Streaming analytics is one of the new hot topics in data science. It proposes an alternative framework to the more standard batch processing, in which we are no longer dealing with datasets on a fixed time of treatment, but rather we are handling every individual data point directly upon reception.
This new paradigm has important consequences for data engineering, as it requires much more robust and, particularly, much faster data ingestion pipelines. It also imposes a big change in data analytics and machine learning.
Until recently, machine learning and data analytics methods and algorithms were mainly designed to work on entire datasets. Now that streaming has become a hot topic, it becomes more and more common to see use cases in which entire datasets just do not exist anymore. When a continuous stream of data is being ingested into a data storage source, there is no natural moment to relaunch an analytics batch job.
Streaming analytics and streaming machine learning models are models that are designed to work specifically with streaming data sources. A part of the solution, for example, is in the updating. Streaming analytics and machine learning need to update all the time as new data is being received. When updating, you may also want to forget the much older data.
This and other problems that are introduced by moving from batch analytics to streaming analytics need a different approach to analytics and machine learning. This book will lay out the basis for getting you started with data analytics and machine learning on data that is received as a continuous stream.
In this first chapter, you'll get a more solid understanding of the differences between streaming and batch data. You'll see some example use cases that showcase the importance of working with streaming rather than converting back into batch. You'll also start working with a first Python example to get a feel for the type of work that you'll be doing throughout this book.
In later chapters, you'll see some more background notions on architecture and, then, you'll go into a number of data science and analytics use cases and how they can be adapted to the new streaming paradigm.
In this chapter, you will discover the following topics:
- A short history of data science
- Working with streaming data
- Real-time data formats and importing an example dataset in Python
Technical requirements
You can find all the code for this book on GitHub at the following link: https://github.com/PacktPublishing/Machine-Learning-for-Streaming-Data-with-Python.

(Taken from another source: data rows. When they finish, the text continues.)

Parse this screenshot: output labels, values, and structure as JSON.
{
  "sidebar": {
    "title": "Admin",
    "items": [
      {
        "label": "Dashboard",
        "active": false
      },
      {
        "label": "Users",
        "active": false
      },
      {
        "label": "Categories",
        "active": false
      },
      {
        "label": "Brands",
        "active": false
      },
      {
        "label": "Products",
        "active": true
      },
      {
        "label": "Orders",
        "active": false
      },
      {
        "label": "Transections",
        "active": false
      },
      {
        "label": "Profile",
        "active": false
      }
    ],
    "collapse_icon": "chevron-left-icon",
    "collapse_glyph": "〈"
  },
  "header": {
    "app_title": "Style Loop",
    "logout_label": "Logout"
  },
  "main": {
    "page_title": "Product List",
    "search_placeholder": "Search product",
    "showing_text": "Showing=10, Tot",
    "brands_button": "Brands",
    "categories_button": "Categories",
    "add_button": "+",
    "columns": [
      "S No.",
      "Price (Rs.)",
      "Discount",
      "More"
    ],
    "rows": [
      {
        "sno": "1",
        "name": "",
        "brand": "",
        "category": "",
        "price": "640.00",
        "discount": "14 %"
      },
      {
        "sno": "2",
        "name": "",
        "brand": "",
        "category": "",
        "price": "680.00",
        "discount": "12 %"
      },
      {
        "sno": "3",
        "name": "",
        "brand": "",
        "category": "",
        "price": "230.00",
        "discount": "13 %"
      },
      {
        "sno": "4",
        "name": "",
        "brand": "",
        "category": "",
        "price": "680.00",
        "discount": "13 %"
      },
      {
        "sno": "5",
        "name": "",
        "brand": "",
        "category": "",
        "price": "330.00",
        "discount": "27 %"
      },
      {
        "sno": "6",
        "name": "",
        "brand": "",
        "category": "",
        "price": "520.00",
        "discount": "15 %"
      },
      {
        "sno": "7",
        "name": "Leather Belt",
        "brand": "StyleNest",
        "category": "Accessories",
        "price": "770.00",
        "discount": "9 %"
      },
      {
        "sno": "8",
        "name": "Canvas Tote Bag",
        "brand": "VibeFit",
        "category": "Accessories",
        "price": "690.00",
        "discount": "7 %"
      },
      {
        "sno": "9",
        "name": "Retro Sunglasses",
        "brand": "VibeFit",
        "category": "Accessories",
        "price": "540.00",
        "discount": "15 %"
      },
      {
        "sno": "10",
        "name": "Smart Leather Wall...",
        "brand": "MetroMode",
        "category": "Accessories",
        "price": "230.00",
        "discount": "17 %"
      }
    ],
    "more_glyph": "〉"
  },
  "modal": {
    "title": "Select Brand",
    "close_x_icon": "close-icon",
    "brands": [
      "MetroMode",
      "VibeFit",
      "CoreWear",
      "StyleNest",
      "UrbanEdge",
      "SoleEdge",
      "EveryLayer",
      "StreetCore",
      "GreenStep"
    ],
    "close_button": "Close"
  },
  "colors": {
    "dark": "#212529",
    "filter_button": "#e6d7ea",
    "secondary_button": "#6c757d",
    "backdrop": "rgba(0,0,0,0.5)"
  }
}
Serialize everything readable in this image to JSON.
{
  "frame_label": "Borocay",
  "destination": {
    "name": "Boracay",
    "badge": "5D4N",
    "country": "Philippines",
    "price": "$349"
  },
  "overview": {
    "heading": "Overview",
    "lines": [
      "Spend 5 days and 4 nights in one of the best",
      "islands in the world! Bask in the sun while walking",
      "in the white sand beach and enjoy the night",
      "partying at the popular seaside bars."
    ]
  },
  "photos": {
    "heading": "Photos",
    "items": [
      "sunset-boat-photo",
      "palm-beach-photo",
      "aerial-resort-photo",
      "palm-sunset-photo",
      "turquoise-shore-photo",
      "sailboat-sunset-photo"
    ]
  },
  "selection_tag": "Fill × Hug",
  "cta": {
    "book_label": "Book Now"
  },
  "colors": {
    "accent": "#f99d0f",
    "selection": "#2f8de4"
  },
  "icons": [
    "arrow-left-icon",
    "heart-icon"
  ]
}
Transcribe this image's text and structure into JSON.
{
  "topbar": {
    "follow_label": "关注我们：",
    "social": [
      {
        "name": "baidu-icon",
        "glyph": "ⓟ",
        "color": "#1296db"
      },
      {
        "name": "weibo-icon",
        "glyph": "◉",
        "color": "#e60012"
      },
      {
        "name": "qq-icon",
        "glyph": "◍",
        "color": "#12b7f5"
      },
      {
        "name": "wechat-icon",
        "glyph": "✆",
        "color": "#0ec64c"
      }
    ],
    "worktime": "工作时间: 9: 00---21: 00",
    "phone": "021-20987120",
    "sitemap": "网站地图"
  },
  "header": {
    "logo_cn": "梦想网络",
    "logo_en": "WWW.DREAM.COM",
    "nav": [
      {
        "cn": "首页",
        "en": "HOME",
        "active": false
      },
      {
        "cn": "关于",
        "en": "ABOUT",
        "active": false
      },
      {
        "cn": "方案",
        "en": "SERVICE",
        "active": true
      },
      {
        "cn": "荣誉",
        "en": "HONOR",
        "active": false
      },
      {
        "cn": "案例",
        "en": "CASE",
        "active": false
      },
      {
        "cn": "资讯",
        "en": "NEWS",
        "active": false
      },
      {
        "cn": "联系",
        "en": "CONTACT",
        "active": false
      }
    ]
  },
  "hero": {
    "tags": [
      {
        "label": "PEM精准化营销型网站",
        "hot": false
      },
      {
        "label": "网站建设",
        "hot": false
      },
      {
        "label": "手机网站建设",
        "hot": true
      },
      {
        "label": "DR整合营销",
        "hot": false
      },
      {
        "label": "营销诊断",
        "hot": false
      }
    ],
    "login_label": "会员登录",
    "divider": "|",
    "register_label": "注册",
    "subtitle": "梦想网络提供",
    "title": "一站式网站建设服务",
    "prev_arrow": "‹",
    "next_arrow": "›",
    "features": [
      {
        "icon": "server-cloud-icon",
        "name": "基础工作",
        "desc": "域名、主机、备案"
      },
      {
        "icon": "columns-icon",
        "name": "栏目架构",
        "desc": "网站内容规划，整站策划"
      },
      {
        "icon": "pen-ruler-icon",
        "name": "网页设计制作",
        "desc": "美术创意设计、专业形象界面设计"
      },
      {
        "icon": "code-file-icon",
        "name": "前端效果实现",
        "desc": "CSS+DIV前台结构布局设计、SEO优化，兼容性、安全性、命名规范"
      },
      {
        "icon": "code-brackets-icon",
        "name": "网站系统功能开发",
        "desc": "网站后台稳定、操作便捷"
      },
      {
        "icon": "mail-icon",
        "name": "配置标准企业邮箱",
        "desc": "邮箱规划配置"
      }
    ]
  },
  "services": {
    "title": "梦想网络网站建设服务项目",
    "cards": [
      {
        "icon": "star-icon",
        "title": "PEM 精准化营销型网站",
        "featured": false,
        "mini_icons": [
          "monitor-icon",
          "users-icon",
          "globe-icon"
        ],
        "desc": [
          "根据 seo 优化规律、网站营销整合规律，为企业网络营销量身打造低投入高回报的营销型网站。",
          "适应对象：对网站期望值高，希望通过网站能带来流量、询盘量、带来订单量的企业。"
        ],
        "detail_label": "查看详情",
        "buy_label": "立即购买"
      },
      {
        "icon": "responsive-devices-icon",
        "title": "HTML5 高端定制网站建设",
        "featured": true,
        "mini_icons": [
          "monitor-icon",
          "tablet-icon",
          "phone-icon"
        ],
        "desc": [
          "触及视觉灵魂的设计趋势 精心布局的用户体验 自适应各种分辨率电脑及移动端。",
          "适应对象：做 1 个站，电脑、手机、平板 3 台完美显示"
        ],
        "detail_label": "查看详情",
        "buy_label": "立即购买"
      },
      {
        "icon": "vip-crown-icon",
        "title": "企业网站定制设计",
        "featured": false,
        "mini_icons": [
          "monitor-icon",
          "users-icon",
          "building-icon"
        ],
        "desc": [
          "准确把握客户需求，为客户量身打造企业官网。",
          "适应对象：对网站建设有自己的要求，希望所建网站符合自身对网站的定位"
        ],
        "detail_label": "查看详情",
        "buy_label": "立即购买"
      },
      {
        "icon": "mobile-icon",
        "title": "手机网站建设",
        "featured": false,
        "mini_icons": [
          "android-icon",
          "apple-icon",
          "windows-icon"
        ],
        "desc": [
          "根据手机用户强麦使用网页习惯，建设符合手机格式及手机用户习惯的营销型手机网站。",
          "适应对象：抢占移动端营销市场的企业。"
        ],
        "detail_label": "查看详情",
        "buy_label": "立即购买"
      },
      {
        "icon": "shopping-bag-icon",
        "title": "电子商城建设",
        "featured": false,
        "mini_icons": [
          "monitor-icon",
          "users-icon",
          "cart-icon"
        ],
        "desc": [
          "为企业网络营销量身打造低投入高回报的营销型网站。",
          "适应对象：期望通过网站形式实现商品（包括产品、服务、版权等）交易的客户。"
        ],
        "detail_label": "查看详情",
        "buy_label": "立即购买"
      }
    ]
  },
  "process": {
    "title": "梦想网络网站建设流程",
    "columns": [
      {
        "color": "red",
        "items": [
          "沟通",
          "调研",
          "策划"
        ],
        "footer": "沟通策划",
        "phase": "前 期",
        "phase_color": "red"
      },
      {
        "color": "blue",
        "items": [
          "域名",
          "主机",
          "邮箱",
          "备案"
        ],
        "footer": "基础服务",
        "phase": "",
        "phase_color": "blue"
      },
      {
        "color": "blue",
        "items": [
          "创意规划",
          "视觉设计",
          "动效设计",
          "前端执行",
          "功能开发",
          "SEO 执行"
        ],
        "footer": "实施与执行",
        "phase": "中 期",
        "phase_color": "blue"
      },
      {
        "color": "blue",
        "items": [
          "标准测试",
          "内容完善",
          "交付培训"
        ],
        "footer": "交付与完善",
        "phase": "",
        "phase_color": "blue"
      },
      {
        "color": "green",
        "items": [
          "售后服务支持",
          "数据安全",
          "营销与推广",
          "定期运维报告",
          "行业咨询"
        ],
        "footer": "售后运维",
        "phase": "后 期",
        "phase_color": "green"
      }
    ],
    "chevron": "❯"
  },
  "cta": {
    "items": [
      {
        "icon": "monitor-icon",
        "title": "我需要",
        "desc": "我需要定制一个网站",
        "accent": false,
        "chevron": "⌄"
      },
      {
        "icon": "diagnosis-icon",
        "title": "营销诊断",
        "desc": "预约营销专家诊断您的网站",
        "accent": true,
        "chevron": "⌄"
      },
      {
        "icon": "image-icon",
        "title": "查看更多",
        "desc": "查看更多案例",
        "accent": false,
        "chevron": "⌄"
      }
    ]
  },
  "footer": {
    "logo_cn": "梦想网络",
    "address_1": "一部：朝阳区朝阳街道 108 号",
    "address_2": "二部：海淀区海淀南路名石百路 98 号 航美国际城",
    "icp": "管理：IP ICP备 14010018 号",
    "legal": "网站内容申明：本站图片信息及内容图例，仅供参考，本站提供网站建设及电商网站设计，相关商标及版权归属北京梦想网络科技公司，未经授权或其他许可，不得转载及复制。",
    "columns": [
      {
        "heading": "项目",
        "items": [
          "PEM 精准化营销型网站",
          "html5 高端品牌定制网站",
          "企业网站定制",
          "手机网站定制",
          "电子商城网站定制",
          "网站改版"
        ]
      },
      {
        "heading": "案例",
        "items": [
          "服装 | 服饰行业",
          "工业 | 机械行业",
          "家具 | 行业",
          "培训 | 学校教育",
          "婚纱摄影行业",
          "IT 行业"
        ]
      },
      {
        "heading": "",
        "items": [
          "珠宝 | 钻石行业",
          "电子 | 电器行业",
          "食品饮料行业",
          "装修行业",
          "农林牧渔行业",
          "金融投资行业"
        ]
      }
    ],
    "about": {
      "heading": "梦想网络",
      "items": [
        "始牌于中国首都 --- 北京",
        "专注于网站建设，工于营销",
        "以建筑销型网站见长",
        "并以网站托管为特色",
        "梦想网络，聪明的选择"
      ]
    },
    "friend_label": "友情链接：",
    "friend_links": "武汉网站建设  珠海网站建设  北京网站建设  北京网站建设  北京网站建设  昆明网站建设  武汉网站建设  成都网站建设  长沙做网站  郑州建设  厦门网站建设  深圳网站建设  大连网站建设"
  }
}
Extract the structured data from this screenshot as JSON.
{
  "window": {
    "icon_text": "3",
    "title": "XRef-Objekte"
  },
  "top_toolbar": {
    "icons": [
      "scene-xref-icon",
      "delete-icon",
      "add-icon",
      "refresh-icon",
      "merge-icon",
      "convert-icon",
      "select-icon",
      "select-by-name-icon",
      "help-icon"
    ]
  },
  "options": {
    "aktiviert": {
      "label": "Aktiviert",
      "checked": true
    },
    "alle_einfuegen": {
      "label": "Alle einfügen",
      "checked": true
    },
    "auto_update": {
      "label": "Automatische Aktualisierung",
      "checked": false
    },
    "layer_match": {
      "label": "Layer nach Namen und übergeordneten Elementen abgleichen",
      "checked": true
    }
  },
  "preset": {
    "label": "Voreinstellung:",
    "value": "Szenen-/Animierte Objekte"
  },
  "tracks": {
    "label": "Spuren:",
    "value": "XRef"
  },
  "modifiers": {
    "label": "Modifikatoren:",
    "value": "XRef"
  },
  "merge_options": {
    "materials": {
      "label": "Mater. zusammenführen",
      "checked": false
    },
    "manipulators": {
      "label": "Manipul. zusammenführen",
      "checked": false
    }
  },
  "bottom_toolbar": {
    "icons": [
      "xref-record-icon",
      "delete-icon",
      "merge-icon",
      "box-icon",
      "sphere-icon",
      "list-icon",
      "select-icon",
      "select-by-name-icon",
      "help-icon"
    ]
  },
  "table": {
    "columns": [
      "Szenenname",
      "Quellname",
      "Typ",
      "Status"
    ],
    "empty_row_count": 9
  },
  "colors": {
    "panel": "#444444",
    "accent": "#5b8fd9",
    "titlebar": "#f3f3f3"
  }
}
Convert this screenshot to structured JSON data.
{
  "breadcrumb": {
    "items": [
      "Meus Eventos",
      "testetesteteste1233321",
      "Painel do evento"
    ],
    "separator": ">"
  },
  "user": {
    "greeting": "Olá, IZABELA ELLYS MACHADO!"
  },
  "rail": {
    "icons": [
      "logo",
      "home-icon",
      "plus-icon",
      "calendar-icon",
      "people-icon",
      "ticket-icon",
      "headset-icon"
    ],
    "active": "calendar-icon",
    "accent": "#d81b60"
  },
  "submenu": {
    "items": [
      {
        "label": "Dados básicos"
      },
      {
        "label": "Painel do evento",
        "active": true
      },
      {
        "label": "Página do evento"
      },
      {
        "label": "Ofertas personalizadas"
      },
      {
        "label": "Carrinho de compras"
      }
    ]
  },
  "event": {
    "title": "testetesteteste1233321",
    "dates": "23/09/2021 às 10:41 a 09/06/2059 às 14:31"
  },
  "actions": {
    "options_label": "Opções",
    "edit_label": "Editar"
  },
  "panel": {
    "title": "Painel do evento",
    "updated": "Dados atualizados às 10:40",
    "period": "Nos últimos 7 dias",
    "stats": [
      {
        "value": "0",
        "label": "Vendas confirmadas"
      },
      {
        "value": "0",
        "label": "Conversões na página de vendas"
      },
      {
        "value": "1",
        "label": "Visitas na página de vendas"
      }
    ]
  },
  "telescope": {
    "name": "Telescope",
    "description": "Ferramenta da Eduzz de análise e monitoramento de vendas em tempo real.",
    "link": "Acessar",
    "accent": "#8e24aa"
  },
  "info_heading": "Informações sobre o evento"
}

If you are not yet familiar with Git and GitHub, the easiest way to download the notebooks and code samples is the following:
- Go to the link of the repository.
- Go to the green Code button.
- Select Download ZIP:
When you download the ZIP file, you unzip it in your local environment, and you will be able to access the code through your preferred Python editor.
Setting up a Python environment
To follow along with this book, you can download the code in the repository and execute it using your preferred Python editor.
If you are not yet familiar with Python environments, I would advise you to check out Anaconda (https://www.anaconda.com/products/individual), which comes with the Jupyter Notebook and JupyterLab, which are both great for executing notebooks. It also comes with Spyder and VSCode for editing scripts and programs.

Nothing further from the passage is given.